The results confirmed the researchers’ hypothesis.

Fields believes the drug to be a great treatment for drinking. He hopes that people will read the paper he and his colleagues published and use the drug to treat heavy drinking.

One of the options patients have currently is to ask their doctors to write them a prescription of the drug to see if it helps.

Fields said that the medical industry, in general, is “pretty conservative,” meaning doctors may be reluctant to prescribe the drug at first.

Although it will probably take a larger clinical study for the drug to gain approval for drinking by the FDA, Fields believes the drug is safe and effective.

Varenicline can have some side effects, including nausea and heartburn. Fields also said that there is a black box warning of severe mood changes and suicidal thoughts, though the role of varenicline in these side effects is unclear.
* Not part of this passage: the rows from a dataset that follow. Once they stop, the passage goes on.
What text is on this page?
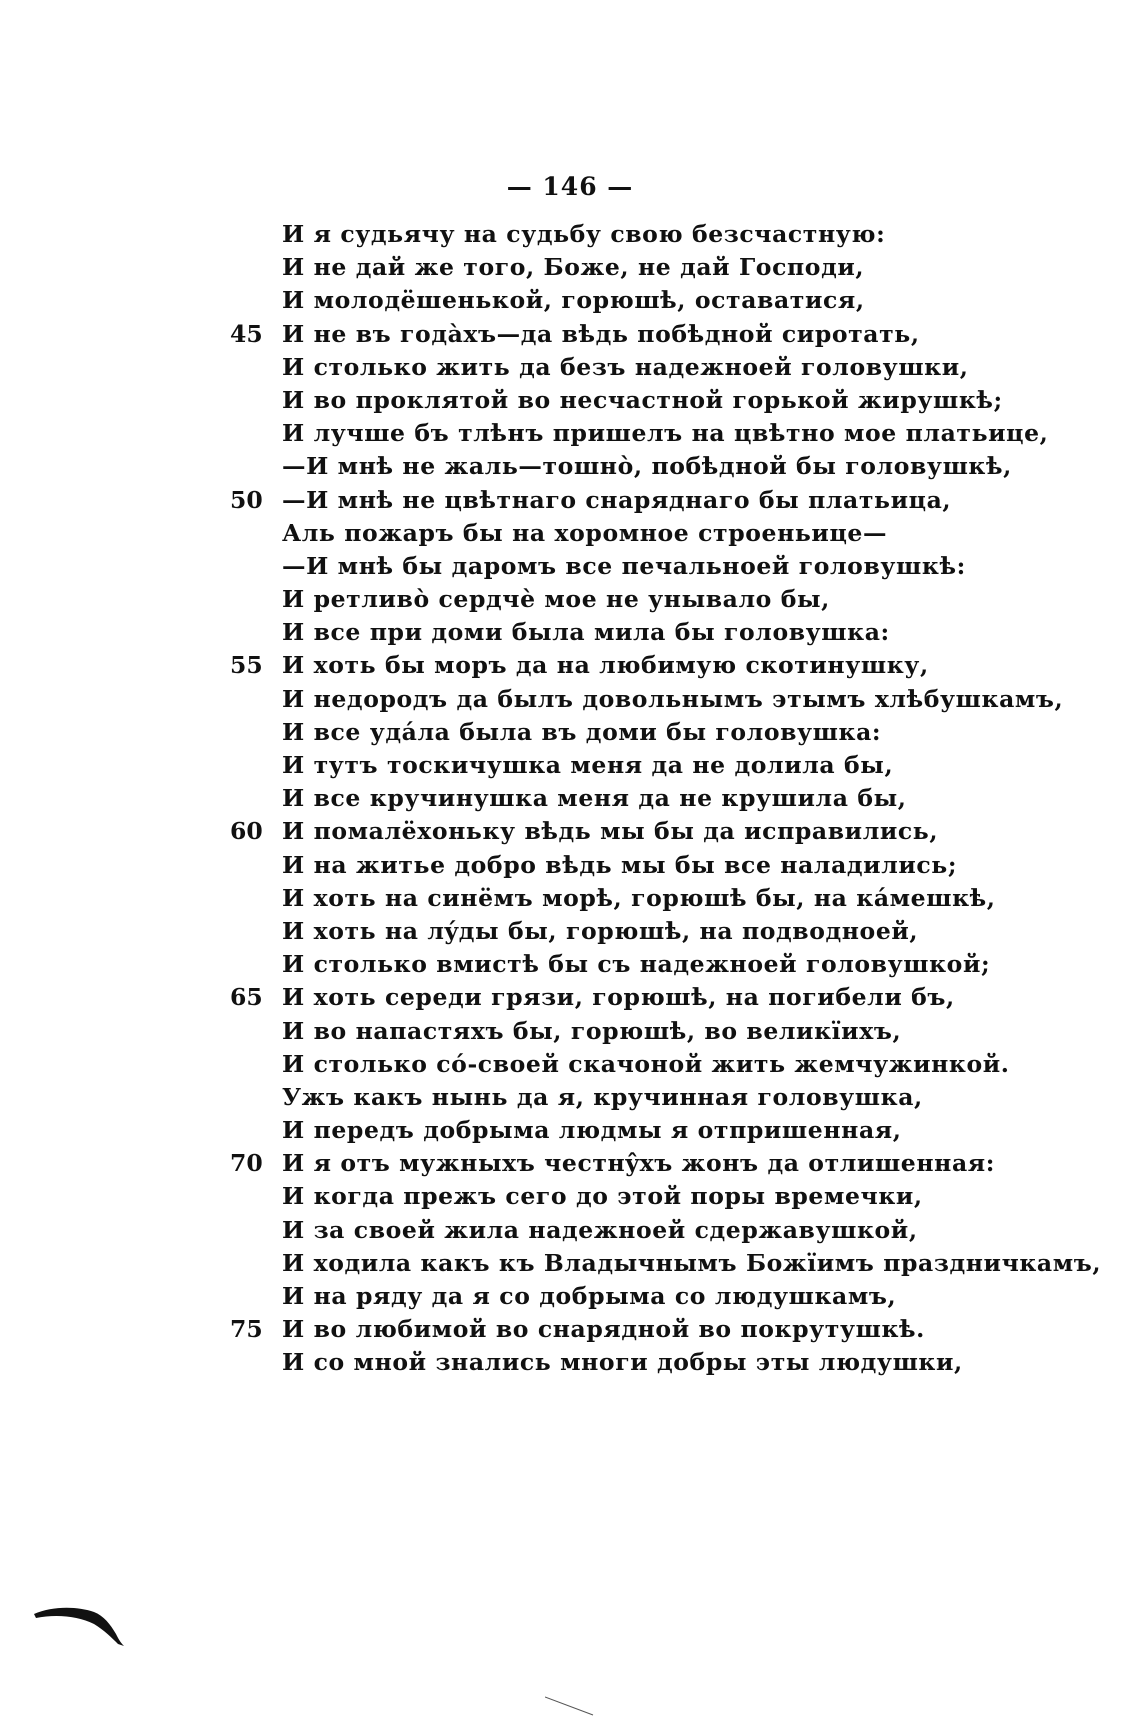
— 146 —
И я судьячу на судьбу свою безсчастную:
И не дай же того, Боже, не дай Господи,
И молодёшенькой, горюшѣ, оставатися,
45 И не въ годàхъ—да вѣдь побѣдной сиротать,
И столько жить да безъ надежноей головушки,
И во проклятой во несчастной горькой жирушкѣ;
И лучше бъ тлѣнъ пришелъ на цвѣтно мое платьице,
—И мнѣ не жаль—тошнò, побѣдной бы головушкѣ,
50 —И мнѣ не цвѣтнаго снаряднаго бы платьица,
Аль пожаръ бы на хоромное строеньице—
—И мнѣ бы даромъ все печальноей головушкѣ:
И ретливò сердчѐ мое не унывало бы,
И все при доми была мила бы головушка:
55 И хоть бы моръ да на любимую скотинушку,
И недородъ да былъ довольнымъ этымъ хлѣбушкамъ,
И все удáла была въ доми бы головушка:
И тутъ тоскичушка меня да не долила бы,
И все кручинушка меня да не крушила бы,
60 И помалёхоньку вѣдь мы бы да исправились,
И на житье добро вѣдь мы бы все наладились;
И хоть на синёмъ морѣ, горюшѣ бы, на кáмешкѣ,
И хоть на лýды бы, горюшѣ, на подводноей,
И столько вмистѣ бы съ надежноей головушкой;
65 И хоть середи грязи, горюшѣ, на погибели бъ,
И во напастяхъ бы, горюшѣ, во великïихъ,
И столько сó-своей скачоной жить жемчужинкой.
Ужъ какъ нынь да я, кручинная головушка,
И передъ добрыма людмы я отпришенная,
70 И я отъ мужныхъ честнŷхъ жонъ да отлишенная:
И когда прежъ сего до этой поры времечки,
И за своей жила надежноей сдержавушкой,
И ходила какъ къ Владычнымъ Божïимъ праздничкамъ,
И на ряду да я со добрыма со людушкамъ,
75 И во любимой во снарядной во покрутушкѣ.
И со мной знались многи добры эты людушки,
However, these side effects don’t deter Fields from recommending the drug.

“It would save hundreds of lives every year if it [Varenicline] were being used widely,” Fields said.

Fields said that a good, large study might allow professionals to publish a guideline that will help physicians know to prescribe the drug to their patients.

“We’d like to see more people quit heavy drinking, but there’s not much we can do about it,” Fields said. “There are a lot of hurdles from the time a drug is discovered to be effective.”

Fields said that one of the reasons the drug might go unnoticed in the beginning is due to the fact most doctors won’t see the results just yet because they don’t have the time to read every journal.

Jennifer Mitchell, clinical project director at the Ernest Gallo Clinic and Research Center in San Francisco, also believes that the drug is effective and that patients can get the drug from their physicians.

“The FDA will reconsider [approving for treating drinking] once there is enough evidence,” Mitchell said. “Physicians can prescribe it ‘off-label’; it doesn’t mean you can’t get it for drinking.”

Mitchell said that the drug can also bring new hope to people that have tried treatment for drinking before.

Mitchell believes that people need to focus more on the “enormous societal effects” of drinking.

“People don’t realize that there are drugs out there that can help,” Mitchell said. “They need to take control of their own destinies.”
According to the UC Davis Medical Center (UCDMC), drinking can have profound effects on the body.

“Long term use [of alcohol] can cause cancer, brain damage, cirrhosis of the liver, weight gain and birth defects if drinking while pregnant,” the UCDMC website states.